A 22 year old man has just returned from a surfing trip to Timor. While away he developed a fever, headache and generalised aches and pains. The fever settled for a day or two but has now returned and he has developed a rash. The aches and pains continue unabated. He feels miserable.
- Given the history and clinical photograph what is the most likely diagnosis?
- What investigations should be performed in the ED?

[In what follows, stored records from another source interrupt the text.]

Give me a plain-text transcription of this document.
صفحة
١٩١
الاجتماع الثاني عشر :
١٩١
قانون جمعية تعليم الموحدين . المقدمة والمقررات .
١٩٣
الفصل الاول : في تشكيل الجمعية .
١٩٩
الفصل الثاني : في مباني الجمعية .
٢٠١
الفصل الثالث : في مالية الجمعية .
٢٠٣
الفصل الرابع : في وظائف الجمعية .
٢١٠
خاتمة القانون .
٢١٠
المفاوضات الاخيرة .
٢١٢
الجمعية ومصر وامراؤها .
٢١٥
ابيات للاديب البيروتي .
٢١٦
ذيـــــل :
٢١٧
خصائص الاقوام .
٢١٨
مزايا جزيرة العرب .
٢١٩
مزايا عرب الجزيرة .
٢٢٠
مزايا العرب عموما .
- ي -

- How should this patient be managed?
Reveal the ICE answer
The most likely diagnosis is Dengue fever, colloquially known (because of the major symptoms) as “backbreak” or “breakbone” fever. This is caused by a mosquito borne flavivirus endemic in tropical regions and returned travellers suffering from it regularly present to healthcare practitioners in Australia. Typical symptoms are fever, headache, intense muscle and bone pain and a maculopapular or measles-like rash obvious on the trunk.

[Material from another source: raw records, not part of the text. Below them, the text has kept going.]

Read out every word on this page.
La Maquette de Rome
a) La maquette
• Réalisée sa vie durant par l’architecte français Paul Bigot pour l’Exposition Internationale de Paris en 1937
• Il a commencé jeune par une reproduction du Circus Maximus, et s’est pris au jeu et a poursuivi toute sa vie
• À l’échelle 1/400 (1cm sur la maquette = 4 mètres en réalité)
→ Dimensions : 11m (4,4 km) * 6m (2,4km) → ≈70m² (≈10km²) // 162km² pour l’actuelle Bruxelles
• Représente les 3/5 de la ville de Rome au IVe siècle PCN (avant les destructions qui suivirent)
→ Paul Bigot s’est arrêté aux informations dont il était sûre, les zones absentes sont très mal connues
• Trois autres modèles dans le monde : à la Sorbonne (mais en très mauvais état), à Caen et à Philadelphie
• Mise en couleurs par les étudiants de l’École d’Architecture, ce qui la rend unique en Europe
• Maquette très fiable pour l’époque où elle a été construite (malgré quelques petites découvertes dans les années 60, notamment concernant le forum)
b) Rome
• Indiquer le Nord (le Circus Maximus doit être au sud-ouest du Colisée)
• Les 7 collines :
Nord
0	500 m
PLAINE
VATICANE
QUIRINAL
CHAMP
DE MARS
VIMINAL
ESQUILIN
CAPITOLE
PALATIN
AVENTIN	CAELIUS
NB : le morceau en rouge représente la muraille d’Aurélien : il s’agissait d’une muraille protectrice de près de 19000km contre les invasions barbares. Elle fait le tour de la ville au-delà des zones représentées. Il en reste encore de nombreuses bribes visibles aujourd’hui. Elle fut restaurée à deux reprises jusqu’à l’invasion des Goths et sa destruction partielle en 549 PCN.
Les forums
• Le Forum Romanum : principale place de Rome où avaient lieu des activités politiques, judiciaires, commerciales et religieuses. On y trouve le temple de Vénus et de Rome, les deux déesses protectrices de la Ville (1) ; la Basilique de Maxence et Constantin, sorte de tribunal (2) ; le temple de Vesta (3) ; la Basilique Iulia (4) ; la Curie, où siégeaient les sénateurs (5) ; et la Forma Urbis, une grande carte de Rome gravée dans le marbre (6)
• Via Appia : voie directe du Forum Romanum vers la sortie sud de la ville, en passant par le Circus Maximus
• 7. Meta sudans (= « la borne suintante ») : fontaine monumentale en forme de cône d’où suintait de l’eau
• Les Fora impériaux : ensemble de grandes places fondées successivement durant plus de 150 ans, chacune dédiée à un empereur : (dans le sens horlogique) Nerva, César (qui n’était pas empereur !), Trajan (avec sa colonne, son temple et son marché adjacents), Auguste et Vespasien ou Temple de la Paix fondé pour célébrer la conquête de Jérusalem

A diagnosis of dengue can be made on clinical grounds, however fever in a returned traveller who has been to a malaria endemic area (such as Timor) would mandate taking blood for malaria smears. This patient should also have blood taken for an FBE & U&E/LFTs. A lowish WCC and mild thrombocytopaenia are common in dengue. The uncommon (in travellers) severe form of dengue known as dengue haemorrhagic fever will show more marked FBE changes and clotting abnormalities as well as other clinical signs of severe illness. In this patient also take blood for serology so that later convalescent specimens can show rising antibody titres to confirm dengue or other viral diagnoses. A PCR test is also available.
Most cases of dengue can be managed as an outpatient or in a short stay ward. The treatment is symptomatic with regular paracetamol (not NSAIDs) & fluids. Severe cases need admission under an ID physician.